Becky Goddard (03:10)
We’ve applied to the real world. Today they had to go online and find cookie recipes, and one of the things that we’re doing with it is, some students will double their recipes, some will, you know, multiply theirs by one and a half, and these are skills that — especially as a mom, you know, baking brownies for a class — I have to be able to do that. That’s one of the skills that we’re able to do. But they’re able to search it online, they’re going to create a project with it, and then the final product will be an online cookbook on Youblisher.com that I’ll upload that they can access and share with their parents and their friends and their family over the holidays.
(03:45)
And so that is a real-world experience for them. We’re able to use numbers, the spreadsheet program. The students do a lot of work with reading graphs, and making some predictions from graphs, as the year progresses we do more and more, and that’s a real world application for our technology that we have. Creativity is a real-world application. Being able to problem-solve and make it work is important in understanding the thinking outside of this math worksheet is important.
Jeremy Cox (04:12)
I think going into it I imagined that, there would be one type of student that would embrace the technology, the so called "geek," the "techno-nerd," as it were, who would really be able to just run with it and do anything that I or any other teacher would ask them to do. But it really hasn’t been the case where only one type of student has really benefited. Every student is capable of doing different things with the technology. There are some students that are really good at making an iMovie. There are some students that are really good at putting together a spreadsheet, but when I get them together, they really sort of feed off of each other’s abilities.

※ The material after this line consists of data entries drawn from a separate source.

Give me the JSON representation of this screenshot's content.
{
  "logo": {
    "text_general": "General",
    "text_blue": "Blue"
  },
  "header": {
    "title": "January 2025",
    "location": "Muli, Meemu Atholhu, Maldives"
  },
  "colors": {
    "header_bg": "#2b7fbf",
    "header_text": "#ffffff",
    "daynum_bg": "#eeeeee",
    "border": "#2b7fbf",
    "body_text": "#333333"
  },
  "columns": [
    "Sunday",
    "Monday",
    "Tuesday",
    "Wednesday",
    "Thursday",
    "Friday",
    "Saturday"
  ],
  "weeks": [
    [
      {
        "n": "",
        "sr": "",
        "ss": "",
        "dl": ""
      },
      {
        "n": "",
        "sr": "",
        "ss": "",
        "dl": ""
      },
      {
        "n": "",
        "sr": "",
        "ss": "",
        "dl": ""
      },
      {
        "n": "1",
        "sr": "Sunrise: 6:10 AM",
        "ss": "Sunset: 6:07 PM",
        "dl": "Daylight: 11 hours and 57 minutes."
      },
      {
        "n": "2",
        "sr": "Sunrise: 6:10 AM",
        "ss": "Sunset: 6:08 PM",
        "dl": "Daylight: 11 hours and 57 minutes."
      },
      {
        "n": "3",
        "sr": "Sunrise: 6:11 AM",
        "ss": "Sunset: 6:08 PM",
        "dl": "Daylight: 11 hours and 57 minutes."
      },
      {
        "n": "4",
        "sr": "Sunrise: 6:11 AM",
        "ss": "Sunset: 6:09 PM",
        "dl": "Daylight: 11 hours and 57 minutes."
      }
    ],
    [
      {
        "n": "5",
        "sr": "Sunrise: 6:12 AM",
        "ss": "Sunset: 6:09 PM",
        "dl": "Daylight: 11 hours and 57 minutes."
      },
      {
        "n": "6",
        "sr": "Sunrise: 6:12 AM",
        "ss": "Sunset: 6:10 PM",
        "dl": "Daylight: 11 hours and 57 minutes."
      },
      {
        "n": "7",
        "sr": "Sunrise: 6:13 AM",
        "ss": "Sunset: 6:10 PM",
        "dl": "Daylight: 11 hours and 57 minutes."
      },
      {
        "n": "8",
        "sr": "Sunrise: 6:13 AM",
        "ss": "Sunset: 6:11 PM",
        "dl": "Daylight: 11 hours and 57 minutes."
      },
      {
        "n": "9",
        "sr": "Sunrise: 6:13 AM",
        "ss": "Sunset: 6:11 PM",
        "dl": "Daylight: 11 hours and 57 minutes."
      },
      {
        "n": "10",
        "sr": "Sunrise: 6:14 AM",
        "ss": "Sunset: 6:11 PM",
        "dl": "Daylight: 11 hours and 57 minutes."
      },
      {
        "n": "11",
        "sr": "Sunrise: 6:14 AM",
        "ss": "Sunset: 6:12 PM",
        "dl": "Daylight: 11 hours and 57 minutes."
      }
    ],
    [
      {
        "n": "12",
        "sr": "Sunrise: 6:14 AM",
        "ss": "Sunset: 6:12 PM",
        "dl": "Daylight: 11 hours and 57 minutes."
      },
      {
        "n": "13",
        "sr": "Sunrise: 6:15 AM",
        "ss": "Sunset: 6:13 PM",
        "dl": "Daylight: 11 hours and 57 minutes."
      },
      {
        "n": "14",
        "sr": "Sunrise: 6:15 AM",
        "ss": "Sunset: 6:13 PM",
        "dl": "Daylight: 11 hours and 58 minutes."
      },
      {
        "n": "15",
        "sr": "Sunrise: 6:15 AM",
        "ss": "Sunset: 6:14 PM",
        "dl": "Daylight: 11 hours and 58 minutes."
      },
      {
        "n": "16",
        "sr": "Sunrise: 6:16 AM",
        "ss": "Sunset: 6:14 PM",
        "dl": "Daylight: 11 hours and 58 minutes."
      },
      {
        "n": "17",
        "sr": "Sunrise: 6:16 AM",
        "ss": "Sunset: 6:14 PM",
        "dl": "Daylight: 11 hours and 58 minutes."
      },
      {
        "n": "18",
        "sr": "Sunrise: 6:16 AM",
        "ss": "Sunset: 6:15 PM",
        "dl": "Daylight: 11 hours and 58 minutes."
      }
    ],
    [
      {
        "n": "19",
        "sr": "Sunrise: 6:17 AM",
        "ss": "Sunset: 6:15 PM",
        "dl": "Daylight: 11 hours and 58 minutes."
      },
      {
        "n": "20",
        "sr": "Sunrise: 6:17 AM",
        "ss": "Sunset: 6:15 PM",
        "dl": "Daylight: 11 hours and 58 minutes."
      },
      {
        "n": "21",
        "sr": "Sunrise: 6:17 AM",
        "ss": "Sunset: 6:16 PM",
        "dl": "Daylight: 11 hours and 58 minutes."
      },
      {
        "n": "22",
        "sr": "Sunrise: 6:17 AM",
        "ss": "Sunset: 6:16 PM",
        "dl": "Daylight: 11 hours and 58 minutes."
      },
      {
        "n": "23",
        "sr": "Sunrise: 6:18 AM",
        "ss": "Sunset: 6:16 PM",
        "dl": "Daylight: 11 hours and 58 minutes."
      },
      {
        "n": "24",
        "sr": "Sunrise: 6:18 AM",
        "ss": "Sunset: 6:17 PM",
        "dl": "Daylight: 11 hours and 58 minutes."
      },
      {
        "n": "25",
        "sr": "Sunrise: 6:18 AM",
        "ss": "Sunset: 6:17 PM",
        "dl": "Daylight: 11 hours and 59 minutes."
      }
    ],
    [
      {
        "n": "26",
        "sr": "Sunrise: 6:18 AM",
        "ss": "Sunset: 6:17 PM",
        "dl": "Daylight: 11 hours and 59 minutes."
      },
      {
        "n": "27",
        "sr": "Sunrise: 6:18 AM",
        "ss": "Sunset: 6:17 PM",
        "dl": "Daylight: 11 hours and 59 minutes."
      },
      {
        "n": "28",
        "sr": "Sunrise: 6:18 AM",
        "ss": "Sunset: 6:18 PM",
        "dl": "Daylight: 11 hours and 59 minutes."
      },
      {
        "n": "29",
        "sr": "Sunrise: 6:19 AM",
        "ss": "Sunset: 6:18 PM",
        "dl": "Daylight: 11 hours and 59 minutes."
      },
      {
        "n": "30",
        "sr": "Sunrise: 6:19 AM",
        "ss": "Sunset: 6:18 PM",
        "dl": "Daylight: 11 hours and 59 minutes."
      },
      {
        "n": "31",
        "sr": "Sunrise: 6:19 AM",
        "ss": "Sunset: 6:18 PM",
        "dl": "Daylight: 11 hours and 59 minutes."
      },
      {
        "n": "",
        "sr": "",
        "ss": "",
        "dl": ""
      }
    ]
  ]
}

So I try to create assignments where they have different components.
(04:57)
Maybe you need to do an iMovie and produce some kind of flyer in pages. So by working together on those two separate types of technology, they can develop skills that they may not have had going into it. So it’s not really one type of student, one demographic, one type of exceptionality that has benefited more from the technology. It’s really all students that benefit in different ways. And that’s really what we hope to achieve here.
Becky Goddard (05:21)
I believe that technology motivates our students. Being able to use the technology is a true motivator. They’re more motivated through technology. However, when it boils down to it, the true motivator for students, it’s just understanding that someone’s there to encourage them, not make them feel bad, not, you know, judge them. So I think students are motivated to my expectations. You know, if I’m their biggest cheerleader, then they don’t want to disappoint me, they want to please me, and they want me to see that they’re working hard.
Leila Moog (05:56)
We as teachers now are more guidance rather than leaders. And I don’t think it’s necessary to have you regurgitate the information, like maybe when we went to school, and memorize everything. If we can make sure they know how to find out the information, that’s more our role.